Molas Divide: open. Red Mountain Pass: open. The serpent slithers. I feel as if on fire. My voice rises from my throat, no longer my voice. Rivers flow beneath the ice. To summit. Then freefalling as serpent slithers. I become the road I am travelling. Something within me knows when there will be ice–just in time. From Ouray, north by northwest to Montrose, then eastward to Cimarron. Infinite expanses of snow, rivers and lakes suspended in ice, like these white waterfalls down black canyon walls among green firs. Black highway. White expanse soaring into infinity of blue sky.
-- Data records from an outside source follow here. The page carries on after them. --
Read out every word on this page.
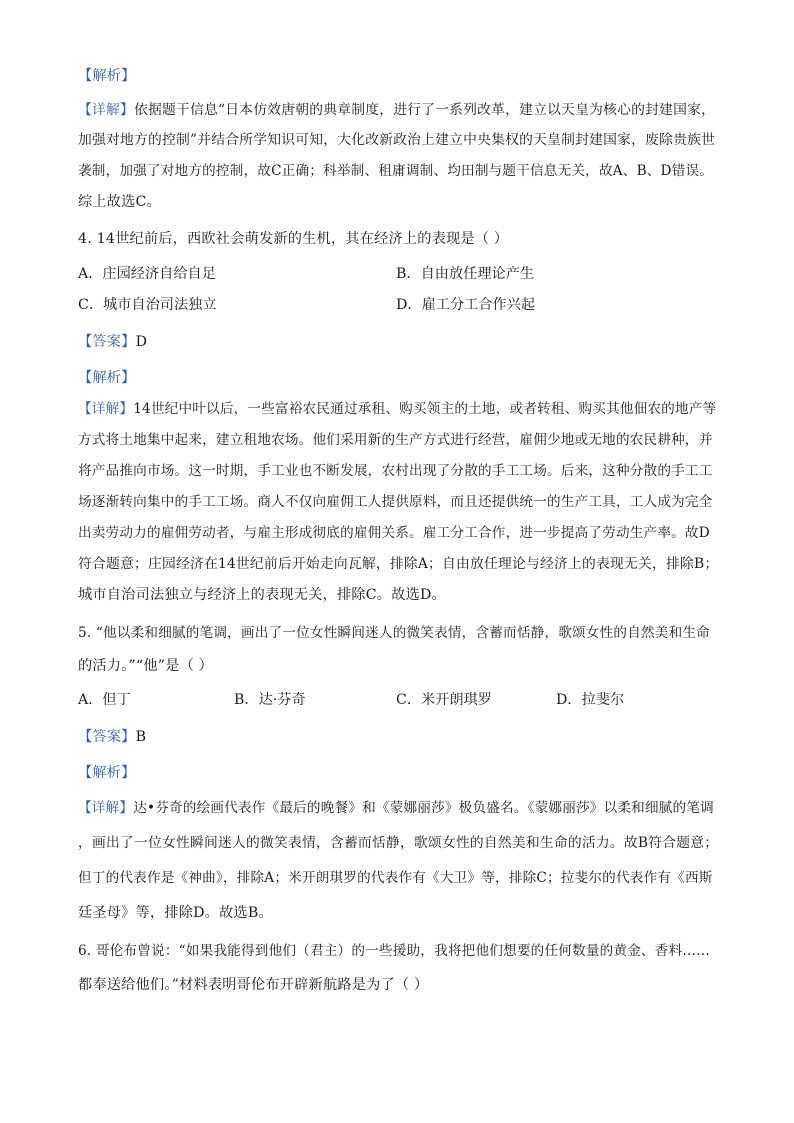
【解析】
【详解】依据题干信息“日本仿效唐朝的典章制度，进行了一系列改革，建立以天皇为核心的封建国家，
加强对地方的控制”并结合所学知识可知，大化改新政治上建立中央集权的天皇制封建国家，废除贵族世
袭制，加强了对地方的控制，故C正确；科举制、租庸调制、均田制与题干信息无关，故A、B、D错误。
综上故选C。
4. 14世纪前后，西欧社会萌发新的生机，其在经济上的表现是（ ）
A．庄园经济自给自足	B．自由放任理论产生
C．城市自治司法独立	D．雇工分工合作兴起
【答案】D
【解析】
【详解】14世纪中叶以后，一些富裕农民通过承租、购买领主的土地，或者转租、购买其他佃农的地产等
方式将土地集中起来，建立租地农场。他们采用新的生产方式进行经营，雇佣少地或无地的农民耕种，并
将产品推向市场。这一时期，手工业也不断发展，农村出现了分散的手工工场。后来，这种分散的手工工
场逐渐转向集中的手工工场。商人不仅向雇佣工人提供原料，而且还提供统一的生产工具，工人成为完全
出卖劳动力的雇佣劳动者，与雇主形成彻底的雇佣关系。雇工分工合作，进一步提高了劳动生产率。故D
符合题意；庄园经济在14世纪前后开始走向瓦解，排除A；自由放任理论与经济上的表现无关，排除B；
城市自治司法独立与经济上的表现无关，排除C。故选D。
5. “他以柔和细腻的笔调，画出了一位女性瞬间迷人的微笑表情，含蓄而恬静，歌颂女性的自然美和生命
的活力。”“他”是（ ）
A．但丁	B．达·芬奇	C．米开朗琪罗	D．拉斐尔
【答案】B
【解析】
【详解】达•芬奇的绘画代表作《最后的晚餐》和《蒙娜丽莎》极负盛名。《蒙娜丽莎》以柔和细腻的笔调
，画出了一位女性瞬间迷人的微笑表情，含蓄而恬静，歌颂女性的自然美和生命的活力。故B符合题意；
但丁的代表作是《神曲》，排除A；米开朗琪罗的代表作有《大卫》等，排除C；拉斐尔的代表作有《西斯
廷圣母》等，排除D。故选B。
6. 哥伦布曾说：“如果我能得到他们（君主）的一些援助，我将把他们想要的任何数量的黄金、香料……
都奉送给他们。”材料表明哥伦布开辟新航路是为了（ ）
Stillness of the frozen river, waiting.
Beside the road, a scarlet splash on the snow. A dome of magpies–black bodies, white wings rising, falling–on protruding red-black ribs of an elk fallen onto the spilled crimson flood of what was so soon a river of life. Who would ever believe that small cage of ribs could have contained the throbbing heart of god? Black Mesa: summit open.
Monarch Pass: 9 miles, summit open. The serpent rises. We are singers, you and I, of this unsingable song of god, the nameless and unnameable, the incomprehensible beauty and terror of love and being, of quiet firelight and quivering volcanoes spewing rivers of molten rock. I am living and dying in the avalanche, this journey with you from Wildflower Lodge.
Gunnison. Parlin. Sargentis. Garfield. The serpent has plunged into the canyon. Now stretches along the Arkansas River, to Poncha Springs. Now US 285 through Nathrop, Johnson Village, Buena Vista, Antero Junction, Fairplay. Red Hill Pass. Kenosha Pass. Turkey Creek. Parmalee Gulch Road.